Question 2: I’ve been waiting three and a half months with no exclusivity. How long do I wait for him to bring it up?

My advice in this situation is also pretty clear: You have agency in your own dating life. Bring it up if and when you want to. You’ll get frustrated fast waiting around for someone who has no idea what’s on your mind.

For both, the question askers (both women) need to find the courage to bring up their desires and be prepared for the conversation to either go or not go the way they want. The person they are dating could simply say no, could say they’re not ready yet, or could say yes. It’s the fear of the former two that often prevents someone from broaching the topic. It oftentimes seems easier to live in the status quo than to risk not getting what you want. I advise taking that risk when you’re ready.

Then, of course, comes the question of how one might bring this up.


“I’ve really been enjoying all the time we’ve been spending together. I thought it might be nice to continue to do that without the distraction of dating other people… and because I kind of only want to date you. ;) How do you feel about that?”

The way this is phrased, you’re not only stating what you want (versus leaving it entirely in the other person’s hands), but you’re also opening the floor to have an honest conversation about where you are as a pair. It takes two people to be invested in a relationship, so the conversation about exclusivity also takes two active participants.

I also want to add that it’s important, if you do decide to be exclusive with the person you’re seeing, to define exactly what “exclusivity” means to you. Does it mean that you pause your online dating accounts, or delete them permanently? Does it mean that you introduce each other as “partner,” “girlfriend,” “boyfriend,” or something else? I have seen one too many scenarios where someone leaves the “exclusivity” talk confused or unsatisfied. Or thinking that now more time has to pass before labels are discussed. Once you’re in the thick of the conversation, say everything you want to say.
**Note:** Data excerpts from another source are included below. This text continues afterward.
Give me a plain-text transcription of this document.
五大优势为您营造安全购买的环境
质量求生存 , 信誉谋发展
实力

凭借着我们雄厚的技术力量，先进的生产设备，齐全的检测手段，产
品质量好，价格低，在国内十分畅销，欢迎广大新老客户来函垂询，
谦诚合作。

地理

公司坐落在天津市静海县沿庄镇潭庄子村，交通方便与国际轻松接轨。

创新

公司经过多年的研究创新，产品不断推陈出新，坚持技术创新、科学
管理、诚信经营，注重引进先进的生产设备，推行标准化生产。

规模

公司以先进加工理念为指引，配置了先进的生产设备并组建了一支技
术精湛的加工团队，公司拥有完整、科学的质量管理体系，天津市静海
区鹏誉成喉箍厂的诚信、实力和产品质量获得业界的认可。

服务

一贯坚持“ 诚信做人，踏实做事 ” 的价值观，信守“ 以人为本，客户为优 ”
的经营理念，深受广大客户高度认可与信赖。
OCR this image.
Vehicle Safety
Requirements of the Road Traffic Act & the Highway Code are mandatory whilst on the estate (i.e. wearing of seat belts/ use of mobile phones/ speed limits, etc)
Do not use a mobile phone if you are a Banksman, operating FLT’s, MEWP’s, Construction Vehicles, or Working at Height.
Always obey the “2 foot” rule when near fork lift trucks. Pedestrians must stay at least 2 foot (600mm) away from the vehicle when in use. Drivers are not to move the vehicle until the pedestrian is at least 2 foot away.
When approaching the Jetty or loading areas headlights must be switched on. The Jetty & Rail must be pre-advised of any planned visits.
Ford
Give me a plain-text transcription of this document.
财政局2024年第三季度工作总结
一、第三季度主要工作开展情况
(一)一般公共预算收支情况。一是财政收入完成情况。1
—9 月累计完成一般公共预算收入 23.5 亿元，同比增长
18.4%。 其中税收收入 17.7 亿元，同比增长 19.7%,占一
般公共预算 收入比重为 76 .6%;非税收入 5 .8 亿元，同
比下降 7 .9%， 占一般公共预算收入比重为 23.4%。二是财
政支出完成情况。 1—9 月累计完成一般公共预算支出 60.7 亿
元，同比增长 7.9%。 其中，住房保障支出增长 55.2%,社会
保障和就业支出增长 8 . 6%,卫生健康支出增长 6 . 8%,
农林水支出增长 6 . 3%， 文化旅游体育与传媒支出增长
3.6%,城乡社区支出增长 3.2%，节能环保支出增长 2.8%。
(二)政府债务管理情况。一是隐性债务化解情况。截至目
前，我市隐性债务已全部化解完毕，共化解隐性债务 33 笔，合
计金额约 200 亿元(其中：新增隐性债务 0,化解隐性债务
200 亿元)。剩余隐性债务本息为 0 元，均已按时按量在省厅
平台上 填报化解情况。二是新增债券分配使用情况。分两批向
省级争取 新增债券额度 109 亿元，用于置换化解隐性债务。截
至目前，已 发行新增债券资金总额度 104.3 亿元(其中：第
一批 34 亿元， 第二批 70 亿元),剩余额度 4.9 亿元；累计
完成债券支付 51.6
Defining the relationship (DTR) is a crucial step in any romantic connection. It's about clarifying expectations, understanding each other's needs, and ensuring both partners are on the same page moving forward. The first thing to remember is that there's no one-size-fits-all approach. Every relationship is unique, and the timing of this conversation can vary, so it's important to approach this conversation with open communication and honesty and not be beholden to arbitrary timelines.

Even after the conversation, continue to communicate openly and check in with each other regularly. Relationships evolve, and it's essential to revisit as needed to ensure that you're both still on the same page. Remember that defining the relationship and discussing exclusivity or otherwise is a continuous process that requires ongoing communication, trust and mutual respect.